India's Sanchar Saathi: Security vs Privacy vs Integrity

India's Department of Telecommunications (DoT) has issued a directive that reshapes the landscape for smartphone manufacturers. The order, dated 28 November 2025, mandates embedding the Sanchar Saathi application into all smartphones sold in India.

This requires a system-level integration that prevents users from uninstalling the software, a move that the government positions as a necessary tool against rising fraud and identity theft.

Issued under the Telecommunications Act, 2023, the mandate aims to provide visibility into device identifiers for automated national checks. The DoT argues that a voluntary portal is insufficient, citing that the existing Sanchar Saathi ecosystem has already helped recover or block numerous devices.

However, civil liberties organisations and political figures have raised alarms. The Internet Freedom Foundation warns that the order turns every smartphone into a vessel for state-mandated software that users cannot control or remove.

Critics fear the app's features could be expanded via updates, citing the broad definition of 'security incidents' in the rules.

Indian MP K.C. Venugopal called the directive a “dystopian tool to monitor every Indian,” adding, “It is a means of watching over every movement, interaction and decision of each citizen. Big Brother cannot watch us.”

Sanchar Saathi's impact on manufacturer operations

For original equipment manufacturers (OEMs), the Sanchar Saathi directive presents immediate technical and operational hurdles. The instructions demand that the app is visible on first boot and is non-removable.

This also applies to devices already sitting in the distribution chain. This necessity to push updates to sealed inventory places a considerable strain on warehousing and retail logistics.

Apple, in particular, views the order as incompatible with its software model. Industry accounts suggest Apple sees the mandate as a violation of its global security architecture and a risk to its policies on pre-installed apps.

Sources report that Apple “does not plan to comply,” fearing it could set a precedent for other markets.

Meanwhile, Android manufacturers are evaluating the 90-day compliance window, noting that firmware modification and testing cycles usually exceed this. The India Cellular and Electronics Association has voiced these concerns to the ministry, highlighting the operational challenges.

Contradictory messaging and regulatory uncertainty

The situation is complicated by public statements from government officials. On 2 December 2025, Union Minister for Communications Jyotiraditya Scindia stated the application is optional.

He said: “The app is completely optional. If you want to delete it, you can… Keeping it in their devices or not is up to the user.”

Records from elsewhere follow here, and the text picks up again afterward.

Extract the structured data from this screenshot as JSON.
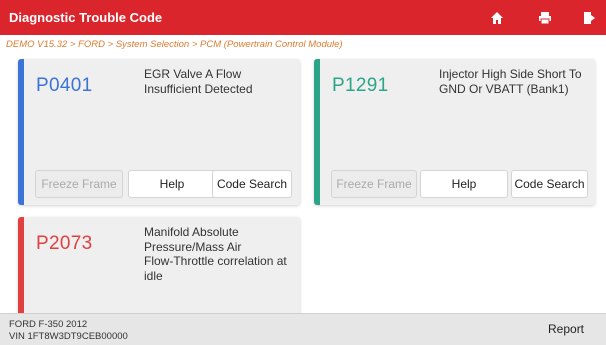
{
  "header": {
    "title": "Diagnostic Trouble Code",
    "icons": [
      "home-icon",
      "print-icon",
      "exit-icon"
    ]
  },
  "breadcrumb": "DEMO V15.32 > FORD > System Selection > PCM (Powertrain Control Module)",
  "colors": {
    "header": "#d9252b",
    "breadcrumb": "#e07a2e",
    "blue": "#3b74d6",
    "green": "#2aa58a",
    "red": "#e0403e"
  },
  "dtcs": [
    {
      "code": "P0401",
      "description": [
        "EGR Valve A Flow",
        "Insufficient Detected"
      ],
      "color": "#3b74d6",
      "buttons": {
        "freeze_frame": "Freeze Frame",
        "help": "Help",
        "code_search": "Code Search"
      }
    },
    {
      "code": "P1291",
      "description": [
        "Injector High Side Short To",
        "GND Or VBATT (Bank1)"
      ],
      "color": "#2aa58a",
      "buttons": {
        "freeze_frame": "Freeze Frame",
        "help": "Help",
        "code_search": "Code Search"
      }
    },
    {
      "code": "P2073",
      "description": [
        "Manifold Absolute",
        "Pressure/Mass Air",
        "Flow-Throttle correlation at",
        "idle"
      ],
      "color": "#e0403e"
    }
  ],
  "footer": {
    "vehicle": "FORD F-350 2012",
    "vin": "VIN 1FT8W3DT9CEB00000",
    "report_label": "Report"
  }
}
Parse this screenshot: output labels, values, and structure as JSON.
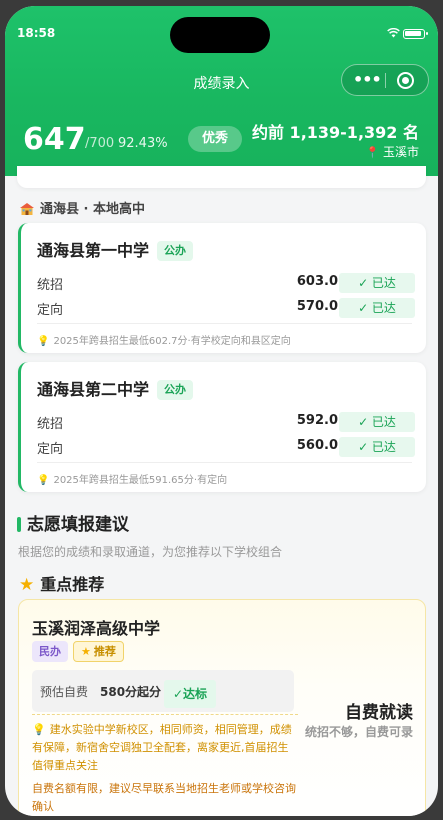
{
  "status": {
    "time": "18:58"
  },
  "nav": {
    "title": "成绩录入",
    "more_icon": "•••"
  },
  "summary": {
    "score": "647",
    "total": "/700",
    "percent": "92.43%",
    "level": "优秀",
    "rank": "约前 1,139-1,392 名",
    "city": "玉溪市"
  },
  "section": {
    "title": "通海县 · 本地高中"
  },
  "schools": [
    {
      "name": "通海县第一中学",
      "tag": "公办",
      "rows": [
        {
          "label": "统招",
          "value": "603.0",
          "status": "✓ 已达"
        },
        {
          "label": "定向",
          "value": "570.0",
          "status": "✓ 已达"
        }
      ],
      "note": "2025年跨县招生最低602.7分·有学校定向和县区定向"
    },
    {
      "name": "通海县第二中学",
      "tag": "公办",
      "rows": [
        {
          "label": "统招",
          "value": "592.0",
          "status": "✓ 已达"
        },
        {
          "label": "定向",
          "value": "560.0",
          "status": "✓ 已达"
        }
      ],
      "note": "2025年跨县招生最低591.65分·有定向"
    }
  ],
  "advice": {
    "title": "志愿填报建议",
    "subtitle": "根据您的成绩和录取通道，为您推荐以下学校组合",
    "key_title": "重点推荐",
    "rec": {
      "name": "玉溪润泽高级中学",
      "tag_private": "民办",
      "tag_recommend": "推荐",
      "box_label": "预估自费",
      "box_value": "580分起分",
      "box_status": "✓达标",
      "side_title": "自费就读",
      "side_sub": "统招不够，自费可录",
      "note": "建水实验中学新校区，相同师资，相同管理，成绩有保障，新宿舍空调独卫全配套，离家更近,首届招生值得重点关注",
      "note2": "自费名额有限，建议尽早联系当地招生老师或学校咨询确认"
    }
  },
  "colors": {
    "brand": "#1ec26a",
    "ok": "#1aa356",
    "warn": "#d09000"
  }
}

This verbal assurance directly contradicts the written legal order, which states the app's functions must not be disabled by the user. This creates considerable uncertainty for manufacturers, who are legally bound to the written notification.

Until a formal amendment is issued, the original, stricter directive remains in force. This creates a difficult scenario where manufacturers must pre-install the app, while users are told they can remove it.

Telecoms cybersecurity and endpoint monitoring

The mandate's legal foundation is the Telecommunications Act, 2023 and the Telecom Cyber Security Rules, 2024. These rules broadly define a 'security incident', allowing the DoT to classify IMEI manipulation or irregular activity as threats.

The app acts as a device-level sensor, linking to backend systems to correlate data and monitor for unusual patterns.

The DoT justifies the mandate by highlighting the scale of subscriber activity in India. It notes that the voluntary adoption of the app, at five million downloads, is insufficient for a population using more than one billion devices.

This policy signals a change from network-level security to direct endpoint integration. It places a heavy compliance burden on the smartphone sector, which must now navigate conflicting regulations, political statements and user expectations.